In the kitchen at the back of the house, his mother was frantic. She was wearing her cream dressing gown and a pair of pale blue slippers and flitting back and forth beneath the two windows above the sink, peering into the dark garden and telling her husband over and over to call the police. Greg Browning stood unsteadily in the middle of the room, one hand pressed against his forehead, a can of lager in the o
ther. He looked around as Matt walked into the kitchen.
“Shut your sister up, would you?” he grunted. “She’s giving me a headache.” Then he turned back to his wife. “Will you stop flapping and take the damn baby?” he said, his voice starting to rise.
Matt’s mother quickly took Laura from Matt and sat down with her at the table.
“Get the phone for your mother.”
Matt lifted the phone from its cradle on the wall next to the door and passed it to his mom. She took it with a confused look on her face.

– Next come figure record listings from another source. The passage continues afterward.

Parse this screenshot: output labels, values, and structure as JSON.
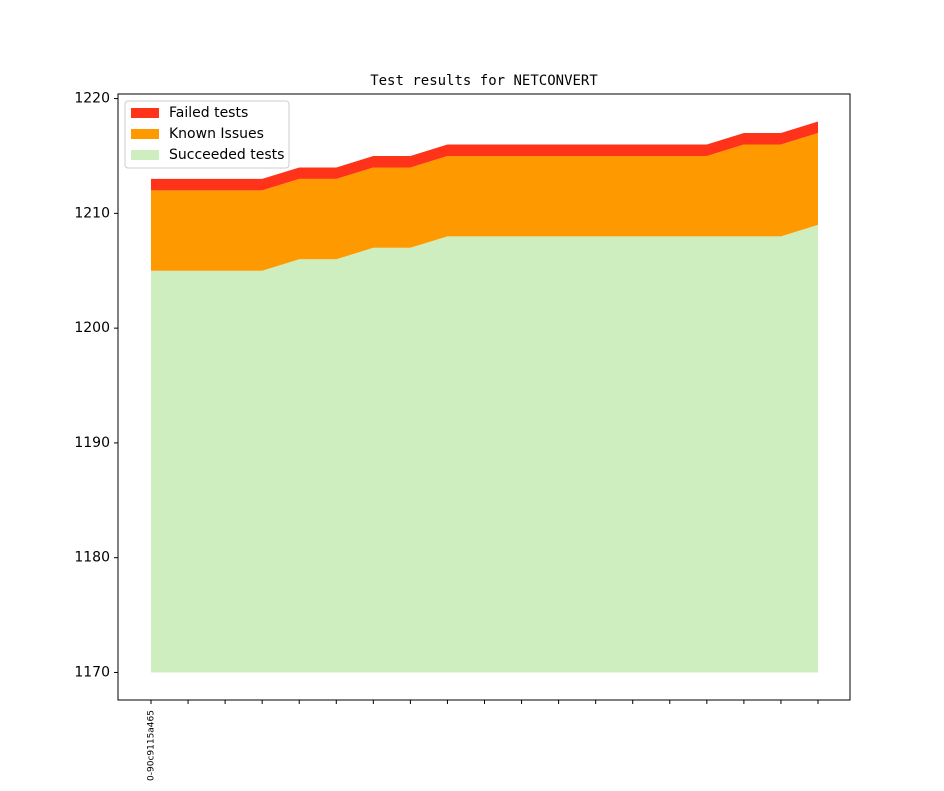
{
  "chart_data": {
    "type": "stacked-area",
    "title": "Test results for NETCONVERT",
    "categories": [
      "0-90c9115a465",
      null,
      null,
      null,
      null,
      null,
      null,
      null,
      null,
      null,
      null,
      null,
      null,
      null,
      null,
      null,
      null,
      null,
      null
    ],
    "series": [
      {
        "name": "Failed tests",
        "color": "#ff3319",
        "values": [
          1,
          1,
          1,
          1,
          1,
          1,
          1,
          1,
          1,
          1,
          1,
          1,
          1,
          1,
          1,
          1,
          1,
          1,
          1
        ]
      },
      {
        "name": "Known Issues",
        "color": "#ff9900",
        "values": [
          7,
          7,
          7,
          7,
          7,
          7,
          7,
          7,
          7,
          7,
          7,
          7,
          7,
          7,
          7,
          7,
          8,
          8,
          8
        ]
      },
      {
        "name": "Succeeded tests",
        "color": "#ceeebf",
        "values": [
          1205,
          1205,
          1205,
          1205,
          1206,
          1206,
          1207,
          1207,
          1208,
          1208,
          1208,
          1208,
          1208,
          1208,
          1208,
          1208,
          1208,
          1208,
          1209
        ]
      }
    ],
    "baseline": 1170,
    "ylim": [
      1167.6,
      1220.4
    ],
    "yticks": [
      1170,
      1180,
      1190,
      1200,
      1210,
      1220
    ],
    "legend": "upper-left"
  }
}
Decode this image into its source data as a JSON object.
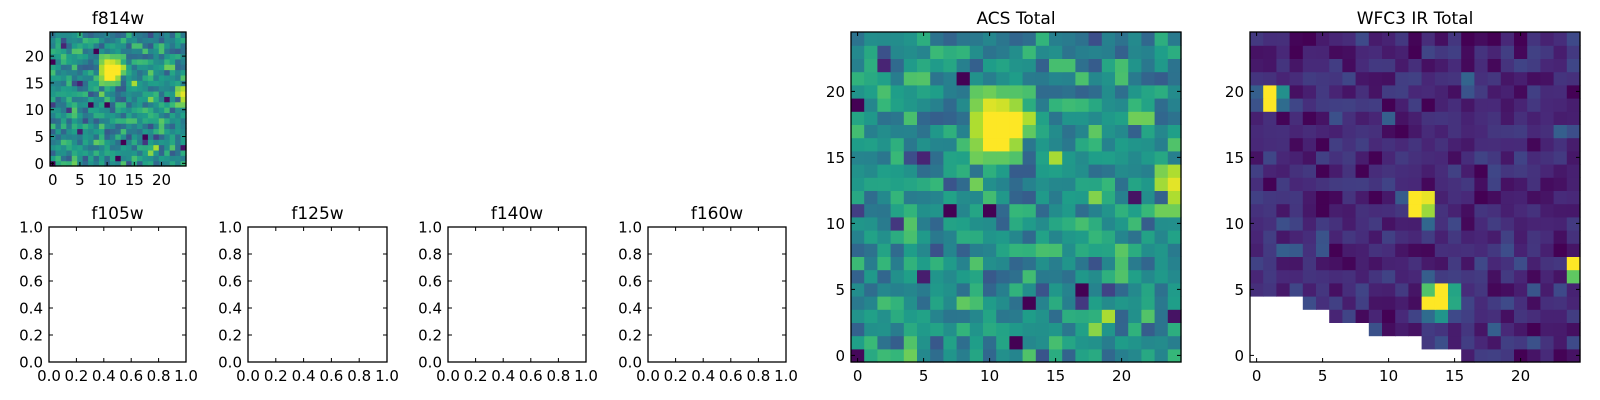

“Now you can call the police while me and Matt go and take a look in the garden.”
“No, Greg, you shouldn’t…”
“Shouldn’t?”
Matt’s mother swallowed hard.
“I mean, don’t go out there. Please?”
“Just shut the hell up, OK, Lynne? Matt, let’s go.”
Greg Browning opened the door to the back garden and stopped in the doorway, listening. Matt walked over and stood behind him, looking over his father’s shoulder into the darkening sky.
The garden was silent; nothing moved in the cool evening air.
Matt’s father took a flashlight from the shelf beside the back door, turned it on, and stepped out onto the narrow strip of patio that ran below the kitchen windows. Matt followed, scanning the dark garden for whatever had fallen past his window. Behind him in the kitchen, he could hear his mother trying to explain what had happened to the police.
His dad shone the flashlight in a wide arc across the flowerbeds that bordered the narrow strip of lawn. At the edge of the grass, the beam picked out a flash of white.
“Over there,” said Matt. “In the flowerbed.”
“Stay here.”
Matt stood on the patio as his father walked slowly across the threadbare lawn. He inhaled sharply as he reached the edge of the grass.
“What is it?” Matt asked.
No reply. His father just kept staring down into the dark flowerbed.
“Dad? What is it?”
Finally, his father turned toward him. His eyes were wide.